Avis Binney was almost a total opposite, quietly living her life with impeccable social credentials. Her stepmother Belinda became a beloved mother figure to Avis, Loviah, and many of their friends.

Over the years, through marriages that fail for various reasons, the connections between the women remain. However, some have frayed with time, resentments, and the inevitable pull of other connections.

When Dinah’s son Nicky marries Avis’s daughter Grace, the union seems to promise a better future for the old friends, albeit with some competition between the women when the child is born.

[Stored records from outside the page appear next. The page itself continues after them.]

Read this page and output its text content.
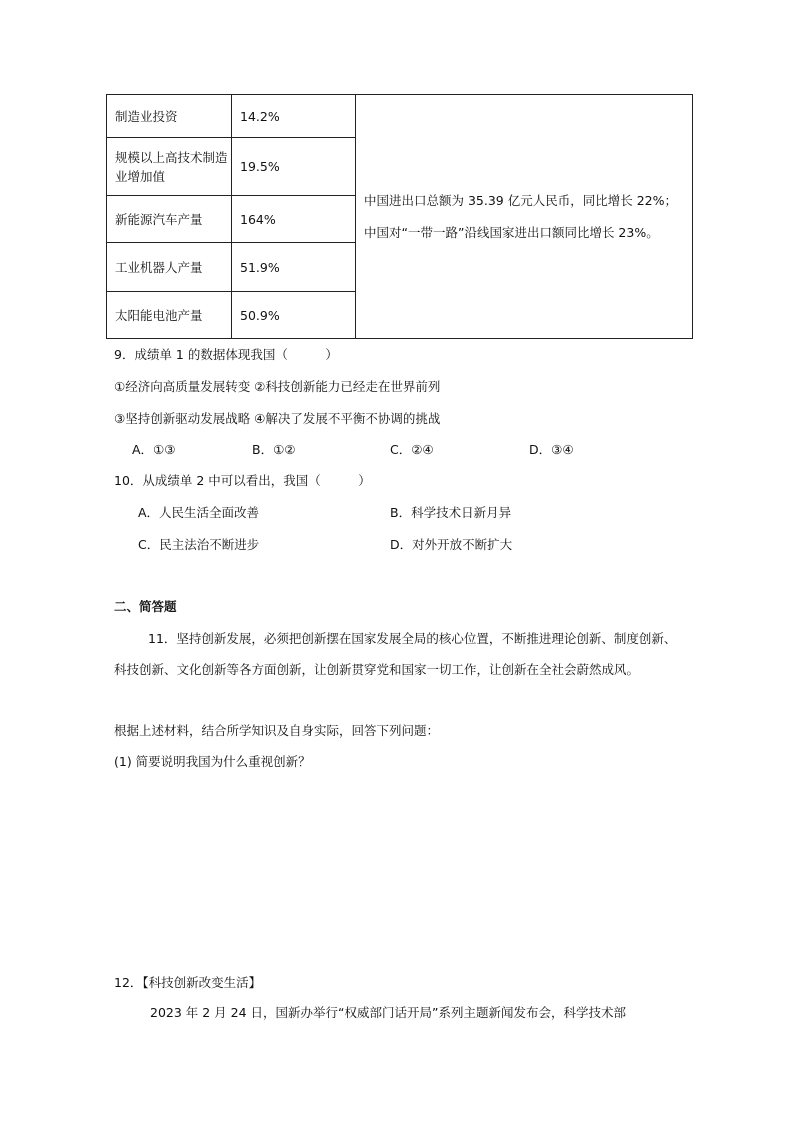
制造业投资	14.2%	中国进出口总额为 35.39 亿元人民币，同比增长 22%；中国对“一带一路”沿线国家进出口额同比增长 23%。
规模以上高技术制造业增加值	19.5%	
新能源汽车产量	164%	
工业机器人产量	51.9%	
太阳能电池产量	50.9%	
9．成绩单 1 的数据体现我国（　　　）
①经济向高质量发展转变 ②科技创新能力已经走在世界前列
③坚持创新驱动发展战略 ④解决了发展不平衡不协调的挑战
A．①③	B．①②	C．②④	D．③④
10．从成绩单 2 中可以看出，我国（　　　）
A．人民生活全面改善	B．科学技术日新月异
C．民主法治不断进步	D．对外开放不断扩大
二、简答题
11．坚持创新发展，必须把创新摆在国家发展全局的核心位置，不断推进理论创新、制度创新、科技创新、文化创新等各方面创新，让创新贯穿党和国家一切工作，让创新在全社会蔚然成风。
根据上述材料，结合所学知识及自身实际，回答下列问题：
(1) 简要说明我国为什么重视创新？
12．【科技创新改变生活】
2023 年 2 月 24 日，国新办举行“权威部门话开局”系列主题新闻发布会，科学技术部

What bitterness held by Dinah and manifested in little “blind items” in the society pages creates a core of ill will? How will this emotion come back to haunt her? How will Nick’s problems maintaining his various pursuits affect his marriage? And in what ways will the inevitable fall-out descend upon them all?

The story told through Loviah’s eyes felt like a conversation. At times, she even uses the terms “you know how it was” or “we all know” about various aspects of what she’s describing. Personalizing the story in this way made it incredibly touching and helped me really connect with the characters.

The astounding finale blindsided me, and yet I could also sense something coming; lest I leave any spoilers, let me just say that it was chilling. Gutcheon is a fabulous storyteller, and this story in particular earned five stars from me. I recommend it for everyone who has ever maintained long term friendships and can testify to the damage wrought over time by the little things that chip away at those connections.